BIZAA changes lives in Nigeria

Making a difference globally can be difficult while living in the midwest; BIZAA club allows this to change. BIZAA is a Twin Cities based organization which has an outlet at the high school. Advised by Spanish teacher Kirsten Carter, and made up of many co-presidents, BIZAA works to fund kids stuck in poverty in Nigeria and provides access to education by meeting once a month and fundraising though volunteering. 

BIZAA stands for Basic Institution of Zonal African Advancement, which means supporting bright kids in their journey through education and rescuing them from child labor or human trafficking. Child labor in countries struck with poverty is unfortunately common and strikingly real. Creator of BIZAA, Okey, was born into a poor Nigerian family himself, and escaped poverty in his middle years. 

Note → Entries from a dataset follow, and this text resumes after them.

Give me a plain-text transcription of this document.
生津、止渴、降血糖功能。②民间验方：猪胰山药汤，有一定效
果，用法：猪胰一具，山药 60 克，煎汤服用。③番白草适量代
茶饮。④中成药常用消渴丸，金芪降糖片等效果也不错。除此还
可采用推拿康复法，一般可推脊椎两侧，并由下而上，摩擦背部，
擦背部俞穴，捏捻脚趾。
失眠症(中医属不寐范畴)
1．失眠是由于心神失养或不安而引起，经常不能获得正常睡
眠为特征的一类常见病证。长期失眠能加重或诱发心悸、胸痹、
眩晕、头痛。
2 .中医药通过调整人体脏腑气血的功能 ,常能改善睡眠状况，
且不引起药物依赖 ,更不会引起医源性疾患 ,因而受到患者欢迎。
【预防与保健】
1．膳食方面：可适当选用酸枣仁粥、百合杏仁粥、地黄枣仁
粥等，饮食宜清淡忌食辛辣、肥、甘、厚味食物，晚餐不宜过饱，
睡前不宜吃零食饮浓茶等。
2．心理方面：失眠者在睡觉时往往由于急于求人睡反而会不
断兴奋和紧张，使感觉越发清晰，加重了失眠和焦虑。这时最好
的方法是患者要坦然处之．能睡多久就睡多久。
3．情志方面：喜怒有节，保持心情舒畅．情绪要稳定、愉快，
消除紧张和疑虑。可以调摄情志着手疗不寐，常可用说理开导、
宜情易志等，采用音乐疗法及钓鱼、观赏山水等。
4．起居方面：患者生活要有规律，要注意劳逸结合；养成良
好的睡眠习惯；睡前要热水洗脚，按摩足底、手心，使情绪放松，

He started the organization which was inspired from his past by “thinking back to when he was young and seeing the impoverished and the underprivileged… he thought, how can I give back?” Oyintare Porbeni, senior co-president said. 

Okey wanted to help those who live with similar problems he faced in childhood and allow the opportunity for stable jobs and a constant, reliable income flow in their futures. Something unique about BIZAA is each child being supported is set in a spotlight and is allowed the opportunity to build relationships with the students here in Minnesota through letters once a year. This allows their supporters to understand their goals after education and who they are individually. Compared to large corporations, BIZAA strives for personal life-long connections which enhances its impact by so much. 

“We know exactly who we are connecting with and so we’re able to feel a more personal connection to those kids which makes us more invested,” Carter said. 

Raising enough money to support all six kids requires many hours of volunteering. The club organizes many fundraising opportunities. 

“We are selling butter braids, and in the past we have volunteered at Kowalskis by bringing peoples bags to their car and we’re also thinking of selling bracelets this year,” junior Lauryn Sawotin explained. 

Butter braids have become the simplest form of fundraising due to transactions being strictly online. Money used to purchase the braids go straight to a savings account that is then transferred to the BIZAA organization. Bagging groceries at Kowalski’s allows the club to interact with the community and integrate not only people but companies and families. 

In order to ensure each student receives the education promised they try to keep two years ahead with their sponsorships in case there is a tough year or low club attendance, Carter said. 

Of the numerous co-presidents, senior Oyintare Porbeni has a special reason for being a part of BIZAA. 

“I am Nigerian myself. So I thought this is the best way I can give back to my people.” Porbeni said. 

Inspired by Okey to help his native country and the deserving Nigerian students, Porbeni decided to integrate himself into the organization which focuses on real people, in real time. BIZAA works to fix entire lives, not just a few days. Instead of having big numbers and little change, BIZAA has smaller numbers and an enormous impact on children’s lives. 

Kirsten Carter plays a crucial role in BIZAA. When Okey came to the high school and spoke during what used to be called Amnesty days, he inspired Carter. When he approached her explaining how he wanted to open a branch of BIZAA at the school, Carter was supportive of the idea and wanted to help. She believes the message and actions associated with BIZAA are very special and unique. The club can create lifelong friends and ideas that carry farther than the classroom. 

If people help people, things will get better.

— Kirsten Carter

Carter hopes the members “will continue to serve throughout the rest of their life and in some way promote human rights, and hopefully be able to make the world a better place,” after BIZAA and high school. 

Volunteering and helping others is a huge factor which involved Carter with BIZAA. 

“I feel that all people should be of some service to others and that takes a lot of different shapes and forms. So the more opportunities we can give our students to find their passion for service, the better,” Carter said. 

BIZAA proves that even in a small Minnesota school, students can change entire lives across the world. Volunteering and helping people can also assist students in finding their purpose in life. 

Making a difference, small or large, can do big things. BIZAA creates the unique opportunity to help a child’s entire life improve, something not every person can say they’ve been a part of. 

“If you are in America, there are not many ways you can affect our international community but I feel like this is a great way to get kids together. We can do something small that has a huge impact,” Porbeni said. 

Students can agree that BIZAA opens their eyes to what is happening around the world. Instead of isolating themselves into their own worlds, club members are able to see directly into the life of another, allowing for the life skills of empathy and gratitude to flourish. 

Sawotin explained that it shows “what it is like somewhere else and it makes me feel good that I can help someone else get their education because I have had easy access to it my whole life and I have done something to help people,” and have had the opportunity to inspire others. 

Taking education for granted can come naturally due to everyone given the right to school in America. Seeing situations in other countries can open the eyes of the future generations of leaders and may promise hope for change where it is needed. 

Helping others can change the world one butter braid or club meeting at a time. Giving a person stuck in an unfortunate situation can substantially increase world connectedness and the overall opinion on empathy and how it should be applied. 

“If people help people, things will get better,” Kirsten Carter said.